Cela fait une petite semaine que ça dure et qu’un piquet de Gilets Jaunes extrémistes radicalisés m’interdit d’approcher d’une lame de rasoir. Mécontents des propositions salvatrices annoncées par le Président ce lundi, ces odieux terroristes qui furent pourtant, dans une autre vie, de sympathiques et passifs contribuables, ont choisi de compléter leur catalogue de revendications avec, notamment, l’abolition du réchauffement climatique et des taxes afférentes, le doublement du Smic d’est en ouest, l’indexation des retraites sur l’orbite de Jupiter, l’arrachage des ongles manucurés de Carlos Ghosn et le rasage gratis laïque et obligatoire porté par un nouveau ministère qui lui serait entièrement dédié en remplacement du Ministère du Dimanche.

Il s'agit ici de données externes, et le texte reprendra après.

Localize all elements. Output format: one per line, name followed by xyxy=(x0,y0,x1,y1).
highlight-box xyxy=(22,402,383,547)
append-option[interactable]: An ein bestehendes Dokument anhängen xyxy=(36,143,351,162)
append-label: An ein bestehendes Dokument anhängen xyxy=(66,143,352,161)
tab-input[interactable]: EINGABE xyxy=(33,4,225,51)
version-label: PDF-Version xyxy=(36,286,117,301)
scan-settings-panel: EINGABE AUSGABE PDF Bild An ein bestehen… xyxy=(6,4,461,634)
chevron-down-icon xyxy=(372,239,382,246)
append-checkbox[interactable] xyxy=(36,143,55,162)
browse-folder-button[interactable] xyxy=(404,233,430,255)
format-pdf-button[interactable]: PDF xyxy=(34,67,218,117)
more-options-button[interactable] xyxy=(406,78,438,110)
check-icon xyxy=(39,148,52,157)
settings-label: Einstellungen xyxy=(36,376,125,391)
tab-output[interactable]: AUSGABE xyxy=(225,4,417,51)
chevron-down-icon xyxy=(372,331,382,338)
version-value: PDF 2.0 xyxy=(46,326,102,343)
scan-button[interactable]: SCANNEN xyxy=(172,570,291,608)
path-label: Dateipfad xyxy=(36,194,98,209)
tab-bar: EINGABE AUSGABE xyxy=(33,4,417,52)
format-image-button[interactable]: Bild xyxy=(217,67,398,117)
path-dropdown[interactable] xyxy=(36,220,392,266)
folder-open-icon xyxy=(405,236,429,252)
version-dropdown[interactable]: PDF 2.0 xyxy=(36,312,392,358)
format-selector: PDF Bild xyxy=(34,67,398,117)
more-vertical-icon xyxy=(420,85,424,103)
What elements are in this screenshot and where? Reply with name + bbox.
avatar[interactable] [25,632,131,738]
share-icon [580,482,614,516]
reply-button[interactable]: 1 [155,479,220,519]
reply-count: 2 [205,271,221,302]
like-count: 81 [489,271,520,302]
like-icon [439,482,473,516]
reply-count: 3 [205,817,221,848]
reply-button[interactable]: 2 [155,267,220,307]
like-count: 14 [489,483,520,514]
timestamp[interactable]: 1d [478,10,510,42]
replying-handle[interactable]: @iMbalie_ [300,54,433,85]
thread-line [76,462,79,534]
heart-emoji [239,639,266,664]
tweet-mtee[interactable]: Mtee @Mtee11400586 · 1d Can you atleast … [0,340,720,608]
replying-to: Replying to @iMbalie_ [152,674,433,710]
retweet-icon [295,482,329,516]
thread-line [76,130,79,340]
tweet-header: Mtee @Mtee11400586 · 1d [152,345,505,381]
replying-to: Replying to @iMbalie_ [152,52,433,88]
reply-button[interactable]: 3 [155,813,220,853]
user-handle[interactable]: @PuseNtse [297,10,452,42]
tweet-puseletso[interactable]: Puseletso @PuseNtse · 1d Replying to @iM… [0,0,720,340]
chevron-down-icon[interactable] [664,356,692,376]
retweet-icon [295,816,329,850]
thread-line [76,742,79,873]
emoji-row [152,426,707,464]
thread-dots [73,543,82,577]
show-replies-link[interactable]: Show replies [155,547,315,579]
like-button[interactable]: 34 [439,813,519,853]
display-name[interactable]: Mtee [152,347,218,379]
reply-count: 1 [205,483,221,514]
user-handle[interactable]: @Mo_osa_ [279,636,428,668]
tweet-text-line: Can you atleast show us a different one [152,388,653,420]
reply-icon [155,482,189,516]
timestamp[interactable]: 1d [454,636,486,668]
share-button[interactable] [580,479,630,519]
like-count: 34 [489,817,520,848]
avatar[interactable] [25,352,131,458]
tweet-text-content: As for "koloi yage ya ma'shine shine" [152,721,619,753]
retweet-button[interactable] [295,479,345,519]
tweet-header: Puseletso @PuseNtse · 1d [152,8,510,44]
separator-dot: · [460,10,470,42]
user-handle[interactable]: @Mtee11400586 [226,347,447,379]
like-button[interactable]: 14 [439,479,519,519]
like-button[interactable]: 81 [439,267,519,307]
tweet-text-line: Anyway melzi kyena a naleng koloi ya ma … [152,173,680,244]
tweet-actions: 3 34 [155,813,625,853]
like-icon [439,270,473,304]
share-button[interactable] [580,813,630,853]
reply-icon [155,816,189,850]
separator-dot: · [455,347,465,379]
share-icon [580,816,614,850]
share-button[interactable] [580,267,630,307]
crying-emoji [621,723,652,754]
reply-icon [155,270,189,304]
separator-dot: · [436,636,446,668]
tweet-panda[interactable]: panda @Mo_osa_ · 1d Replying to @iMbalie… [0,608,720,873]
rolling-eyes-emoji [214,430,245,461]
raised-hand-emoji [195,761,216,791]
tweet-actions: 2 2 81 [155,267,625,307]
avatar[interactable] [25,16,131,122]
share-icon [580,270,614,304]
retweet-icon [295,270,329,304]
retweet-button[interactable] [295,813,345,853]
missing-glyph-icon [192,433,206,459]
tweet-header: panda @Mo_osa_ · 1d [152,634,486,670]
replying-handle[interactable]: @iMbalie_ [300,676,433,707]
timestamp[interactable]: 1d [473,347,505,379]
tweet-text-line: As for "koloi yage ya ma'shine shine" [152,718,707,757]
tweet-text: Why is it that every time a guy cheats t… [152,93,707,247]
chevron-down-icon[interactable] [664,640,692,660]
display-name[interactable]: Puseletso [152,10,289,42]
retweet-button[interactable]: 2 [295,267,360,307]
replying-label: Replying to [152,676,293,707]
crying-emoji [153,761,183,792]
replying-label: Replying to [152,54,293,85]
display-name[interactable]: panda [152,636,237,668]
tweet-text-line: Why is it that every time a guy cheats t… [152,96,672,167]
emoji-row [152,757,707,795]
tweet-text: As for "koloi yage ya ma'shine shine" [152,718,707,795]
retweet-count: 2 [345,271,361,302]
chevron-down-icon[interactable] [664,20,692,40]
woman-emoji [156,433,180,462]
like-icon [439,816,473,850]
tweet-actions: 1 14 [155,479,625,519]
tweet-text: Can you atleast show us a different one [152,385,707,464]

Tout responsable politique équilibré conçoit l’inanité de ces revendications et, on ne va pas se mentir, de la plus absurde d’entre elles : la disparition du Ministère du Dimanche dont l’impérieuse nécessité s’est imposée dans une action gouvernementale qui se veut à la fois vigoureuse et dominicale. Mais lors du dernier conseil de ministres, alors que j’en étais expulsé par les appariteurs de l’Élysée considérant que je ne respectais pas les normes requises en matière d’hygiène pileuse, j’ai décidé d’agir.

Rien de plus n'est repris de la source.